3. Originally Posted by e____o
let U= {arithmetic, algebra, calculus, geometry, trigonometry, analysis, topology, statistics}

B= {analysis, topology, calculus}
E= {algebra, calculus, geometry, trigonometry, analysis}
in each of the following, represent the given set by an array of zeros and ones.

1) the complement of B union E

what i got was 1, 1, 0, 1, 1, 0, 0, 1 but it's wrong. i think the "complement of B" thing threw me off. any help would be greatly appreciated! i just started this course so the answer might be really easy but i don't get it XD also, is there a way to write "the complement of..." as a letter with a line over it? thanks =)
Question: does "the complement of B union E" mean "(complement of B) union E" or "complement of (B union E).
If it is the first, then first find the complement of B: Since B= {analysis, topology, calculus} or {0, 1, 1, 0, 0, 0, 1, 0} its complement is {1, 0, 0, 1, 1, 1, 0, 1} (That's a good reason for using that notation- just swap 1s and 0s.)
E= {algebra, calculus, geometry, trigonometry, analysis} or {0, 1, 1, 1, 1, 1, 0, 0} so "(complement of B) union E" is {1, 1, 1, 1, 1, 1, 0, 1}, the "bitwise and" of the two.

But (B union E) is {0, 1, 1, 1, 1, 1, 1, 0} and its complement is {1, 0, 0, 0, 0, 0, 0, 1}.
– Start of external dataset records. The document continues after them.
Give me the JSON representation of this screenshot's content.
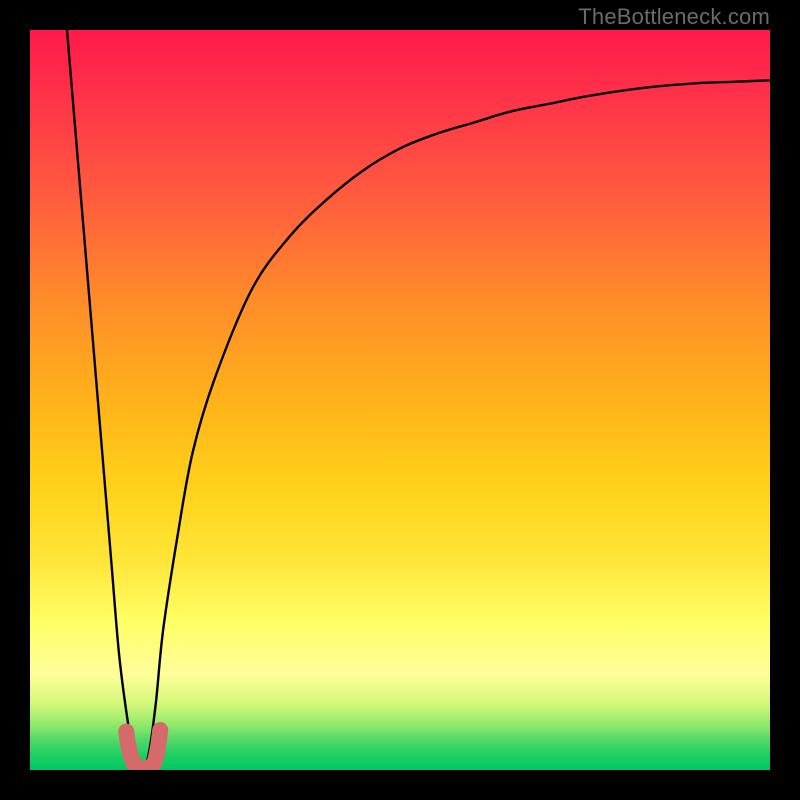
{
  "watermark": "TheBottleneck.com",
  "colors": {
    "background": "#000000",
    "curve": "#000000",
    "marker_fill": "#d46a6a",
    "marker_stroke": "#b84f4f"
  },
  "chart_data": {
    "type": "line",
    "title": "",
    "xlabel": "",
    "ylabel": "",
    "xlim": [
      0,
      100
    ],
    "ylim": [
      0,
      100
    ],
    "series": [
      {
        "name": "bottleneck-curve",
        "x": [
          5,
          6,
          7,
          8,
          9,
          10,
          11,
          12,
          13,
          14,
          15,
          16,
          17,
          18,
          20,
          22,
          25,
          30,
          35,
          40,
          45,
          50,
          55,
          60,
          65,
          70,
          75,
          80,
          85,
          90,
          95,
          100
        ],
        "y": [
          100,
          88,
          76,
          64,
          52,
          40,
          28,
          16,
          8,
          2,
          0,
          2,
          9,
          19,
          32,
          43,
          53,
          65,
          72,
          77,
          81,
          84,
          86,
          87.5,
          89,
          90,
          91,
          91.8,
          92.4,
          92.8,
          93,
          93.2
        ]
      }
    ],
    "markers": {
      "name": "short-red-path",
      "points": [
        {
          "x": 13.0,
          "y": 5.2
        },
        {
          "x": 13.4,
          "y": 2.8
        },
        {
          "x": 14.2,
          "y": 0.6
        },
        {
          "x": 15.4,
          "y": 0.3
        },
        {
          "x": 16.6,
          "y": 0.7
        },
        {
          "x": 17.2,
          "y": 2.6
        },
        {
          "x": 17.6,
          "y": 5.4
        }
      ],
      "stroke_width": 16
    }
  }
}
4. Originally Posted by HallsofIvy
Question: does "the complement of B union E" mean "(complement of B) union E" or "complement of (B union E).
If it is the first, then first find the complement of B: Since B= {analysis, topology, calculus} or {0, 1, 1, 0, 0, 0, 1, 0} its complement is {1, 0, 0, 1, 1, 1, 0, 1} (That's a good reason for using that notation- just swap 1s and 0s.)
E= {algebra, calculus, geometry, trigonometry, analysis} or {0, 1, 1, 1, 1, 1, 0, 0} so "(complement of B) union E" is {1, 1, 1, 1, 1, 1, 0, 1}, the "bitwise and" of the two.

But (B union E) is {0, 1, 1, 1, 1, 1, 1, 0} and its complement is {1, 0, 0, 0, 0, 0, 0, 1}.
hi HallsofIvy =)
sorry, i should have been more clear- it's the first one, "(complement of B) union E"
now i see it! thanks so much =) if the complement was for the whole problem i could have got it, it's just when it is for one set that i get confused. thanks for your help!